Un livret d’accueil est-il obligatoire ?
Aucun texte n’impose de livret d’accueil pour une location saisonnière. Certaines informations doivent en revanche être portées à la connaissance du voyageur, comme le montant de la taxe de séjour et les consignes de sécurité. Le livret est l’endroit naturel où les regrouper.
Faut-il garder un livret papier en plus ?
Un support physique reste utile, mais son rôle change : il ne contient plus l’information, il y donne accès. Une plaque gravée avec un QR code assure la présence dans le logement, tandis que le contenu reste modifiable à tout moment sans rien réimprimer.
Comment traduire son livret pour des voyageurs étrangers ?

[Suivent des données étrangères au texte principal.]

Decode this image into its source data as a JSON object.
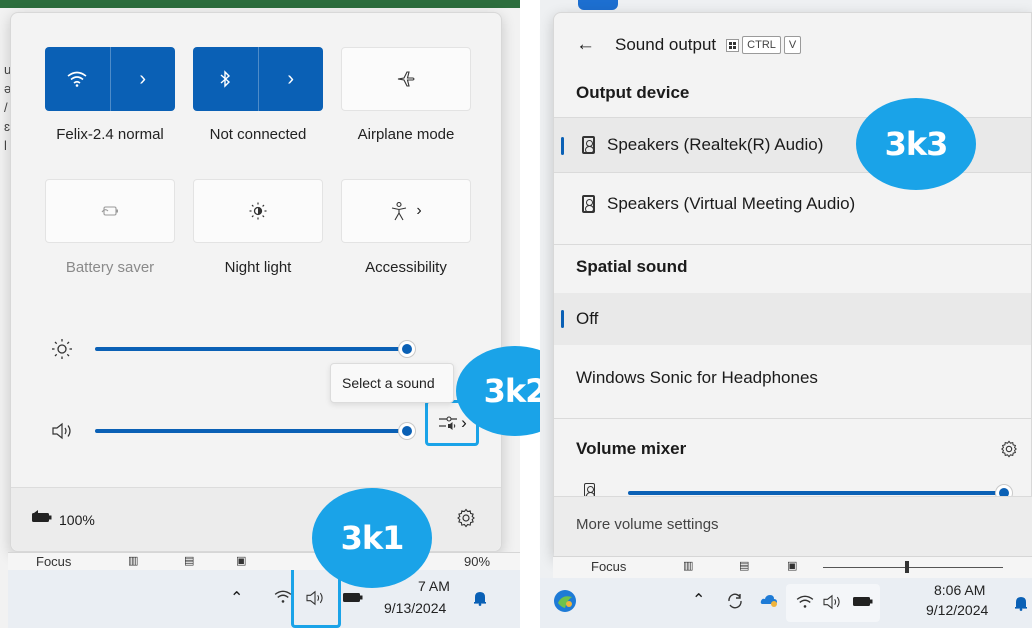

Traduire manuellement chaque version est ingérable dès la première mise à jour. Une page web peut se traduire dans la langue du visiteur : c’est le cas de la formule Confort de Guidz, où la page est multilingue sans travail supplémentaire de votre côté.
L’équipe Guidz
Accueil voyageur & hospitalité. Nous fabriquons des plaques d’accueil gravées en France, reliées à une page web dédiée à chaque logement — et nous écrivons ici ce que nous voyons fonctionner sur le terrain.